The present review aims to provide readers with the latest updates on the biology and clinical management of cutaneous angiosarcoma (cAS).

Recent findings

The genomic alteration of cAS is heterogeneous. Mutations are enriched in the mitosis-activated kinase (MAPK) pathway. Functional analysis has identified molecules that may serve as potential markers and therapeutic targets of angiosarcoma. These molecules include survivin, HSP90, FOXM1, miR-497-5p, KCa3.1, and miR210.

Recent findings

This body of knowledge has not yet transferred to clinical practice. The mainstay of treatment for cAS remains surgery followed by postoperative radiotherapy. The efficacy of paclitaxel as an adjuvant chemotherapy is suggested.

Recent findings

For patients with advanced cAS, paclitaxel is the treatment of choice.
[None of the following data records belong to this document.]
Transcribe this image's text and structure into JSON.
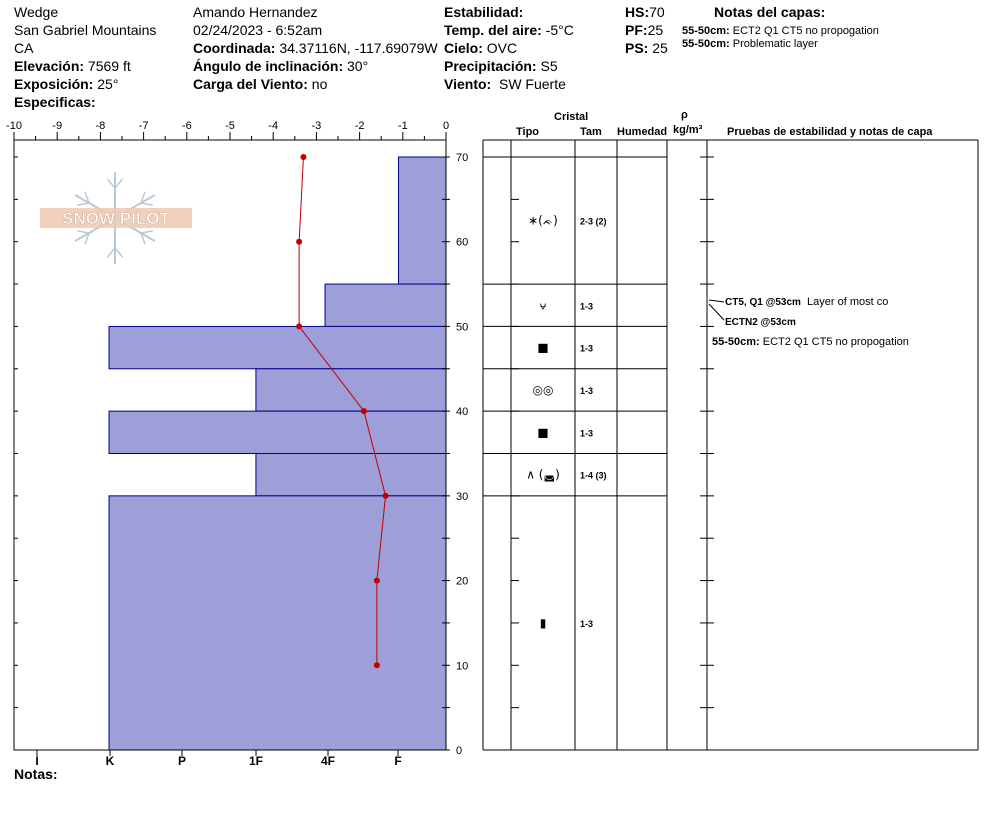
{
  "header": {
    "location": "Wedge",
    "range": "San Gabriel Mountains",
    "state": "CA",
    "elevation_label": "Elevación:",
    "elevation_value": "7569 ft",
    "aspect_label": "Exposición:",
    "aspect_value": "25°",
    "specifics_label": "Especificas:",
    "observer": "Amando  Hernandez",
    "datetime": "02/24/2023 - 6:52am",
    "coord_label": "Coordinada:",
    "coord_value": "34.37116N, -117.69079W",
    "slope_label": "Ángulo de inclinación:",
    "slope_value": "30°",
    "wind_load_label": "Carga del Viento:",
    "wind_load_value": "no",
    "stability_label": "Estabilidad:",
    "air_temp_label": "Temp. del aire:",
    "air_temp_value": "-5°C",
    "sky_label": "Cielo:",
    "sky_value": "OVC",
    "precip_label": "Precipitación:",
    "precip_value": "S5",
    "wind_label": "Viento:",
    "wind_value": "SW Fuerte",
    "hs_label": "HS:",
    "hs_value": "70",
    "pf_label": "PF:",
    "pf_value": "25",
    "ps_label": "PS:",
    "ps_value": "25",
    "layer_notes_title": "Notas del capas:",
    "layer_notes": [
      {
        "range": "55-50cm:",
        "text": "ECT2 Q1  CT5 no propogation"
      },
      {
        "range": "55-50cm:",
        "text": "Problematic layer"
      }
    ]
  },
  "logo_text": "SNOW PILOT",
  "chart_data": {
    "type": "bar",
    "temp_axis": {
      "ticks": [
        "-10",
        "-9",
        "-8",
        "-7",
        "-6",
        "-5",
        "-4",
        "-3",
        "-2",
        "-1",
        "0"
      ],
      "range": [
        -10,
        0
      ]
    },
    "height_axis": {
      "ticks": [
        "0",
        "10",
        "20",
        "30",
        "40",
        "50",
        "60",
        "70"
      ],
      "range": [
        0,
        70
      ]
    },
    "hardness_axis": {
      "ticks": [
        "I",
        "K",
        "P",
        "1F",
        "4F",
        "F"
      ]
    },
    "hardness_layers": [
      {
        "top": 70,
        "bottom": 55,
        "temp_equiv": -1.1
      },
      {
        "top": 55,
        "bottom": 50,
        "temp_equiv": -2.8
      },
      {
        "top": 50,
        "bottom": 45,
        "temp_equiv": -7.8
      },
      {
        "top": 45,
        "bottom": 40,
        "temp_equiv": -4.4
      },
      {
        "top": 40,
        "bottom": 35,
        "temp_equiv": -7.8
      },
      {
        "top": 35,
        "bottom": 30,
        "temp_equiv": -4.4
      },
      {
        "top": 30,
        "bottom": 0,
        "temp_equiv": -7.8
      }
    ],
    "temperature_profile": [
      {
        "height": 70,
        "temp": -3.3
      },
      {
        "height": 60,
        "temp": -3.4
      },
      {
        "height": 50,
        "temp": -3.4
      },
      {
        "height": 40,
        "temp": -1.9
      },
      {
        "height": 30,
        "temp": -1.4
      },
      {
        "height": 20,
        "temp": -1.6
      },
      {
        "height": 10,
        "temp": -1.6
      }
    ],
    "colors": {
      "bars": "#9e9ed8",
      "bar_edge": "#00008b",
      "temp_line": "#c00000"
    }
  },
  "table": {
    "crystal_header": "Cristal",
    "type_header": "Tipo",
    "size_header": "Tam",
    "moisture_header": "Humedad",
    "density_symbol": "ρ",
    "density_unit": "kg/m³",
    "tests_header": "Pruebas de estabilidad y notas de capa",
    "layers": [
      {
        "top": 70,
        "bottom": 55,
        "type": "∗(ᨃ)",
        "size": "2-3 (2)"
      },
      {
        "top": 55,
        "bottom": 50,
        "type": "⩝",
        "size": "1-3"
      },
      {
        "top": 50,
        "bottom": 45,
        "type": "■",
        "size": "1-3"
      },
      {
        "top": 45,
        "bottom": 40,
        "type": "◎◎",
        "size": "1-3"
      },
      {
        "top": 40,
        "bottom": 35,
        "type": "■",
        "size": "1-3"
      },
      {
        "top": 35,
        "bottom": 30,
        "type": "∧ (◛)",
        "size": "1-4 (3)"
      },
      {
        "top": 30,
        "bottom": 0,
        "type": "▮",
        "size": "1-3"
      }
    ],
    "tests": [
      {
        "label": "CT5, Q1 @53cm",
        "note": "Layer of most co"
      },
      {
        "label": "ECTN2 @53cm",
        "note": ""
      }
    ],
    "layer_note": {
      "range": "55-50cm:",
      "text": "ECT2 Q1  CT5 no propogation"
    }
  },
  "footer": {
    "notes_label": "Notas:"
  }
}
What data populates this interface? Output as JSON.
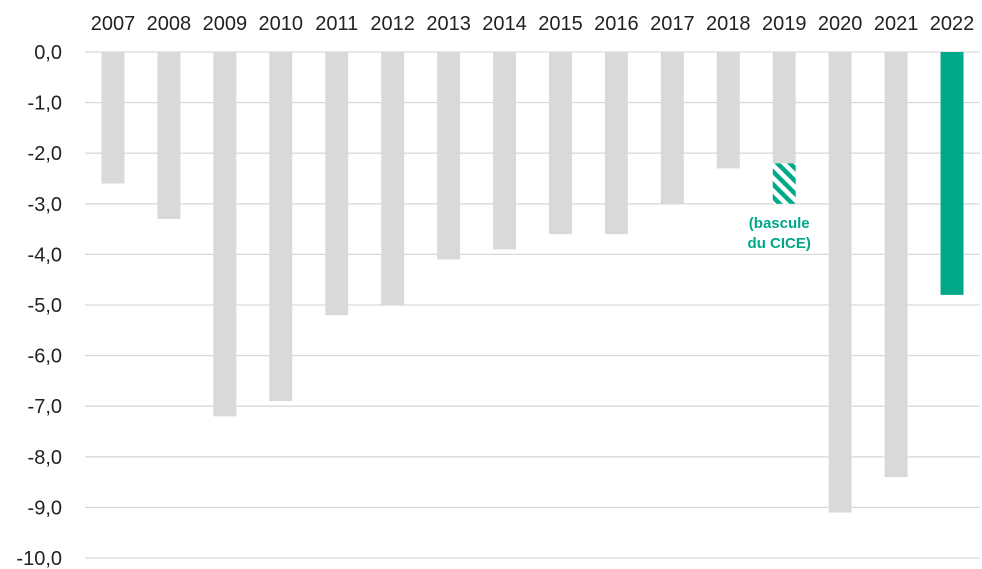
{
  "chart_data": {
    "type": "bar",
    "categories": [
      "2007",
      "2008",
      "2009",
      "2010",
      "2011",
      "2012",
      "2013",
      "2014",
      "2015",
      "2016",
      "2017",
      "2018",
      "2019",
      "2020",
      "2021",
      "2022"
    ],
    "values": [
      -2.6,
      -3.3,
      -7.2,
      -6.9,
      -5.2,
      -5.0,
      -4.1,
      -3.9,
      -3.6,
      -3.6,
      -3.0,
      -2.3,
      -2.2,
      -9.1,
      -8.4,
      -4.8
    ],
    "ylim": [
      -10,
      0
    ],
    "yticks": [
      "0,0",
      "-1,0",
      "-2,0",
      "-3,0",
      "-4,0",
      "-5,0",
      "-6,0",
      "-7,0",
      "-8,0",
      "-9,0",
      "-10,0"
    ],
    "ytick_values": [
      0,
      -1,
      -2,
      -3,
      -4,
      -5,
      -6,
      -7,
      -8,
      -9,
      -10
    ],
    "x_axis_position": "top",
    "grid": true,
    "highlight_category": "2022",
    "hatched_segment": {
      "category": "2019",
      "from": -2.2,
      "to": -3.0
    },
    "annotation": {
      "category": "2019",
      "lines": [
        "(bascule",
        "du CICE)"
      ]
    },
    "colors": {
      "bar": "#d9d9d9",
      "highlight": "#00a88a",
      "grid": "#d9d9d9",
      "text": "#222222"
    }
  }
}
There are also second-line treatment options that are supported by evidence of varying strength. A multikinase inhibitor, pazopanib, has been assessed in several studies, most of which support its efficacy for angiosarcoma. Bevacizumab monotherapy may be effective for angiosarcoma. The efficacy of eribulin mesylate and trabectedin for angiosarcoma is currently being assessed. Recent publications highlighted the role of the immune system in the biology of cAS.


Future research efforts should focus on the following aspects of cAS: drug development directed at recent molecular targets, clinical trials designed specifically for patients with cAS, and the role of immunotherapy for cAS.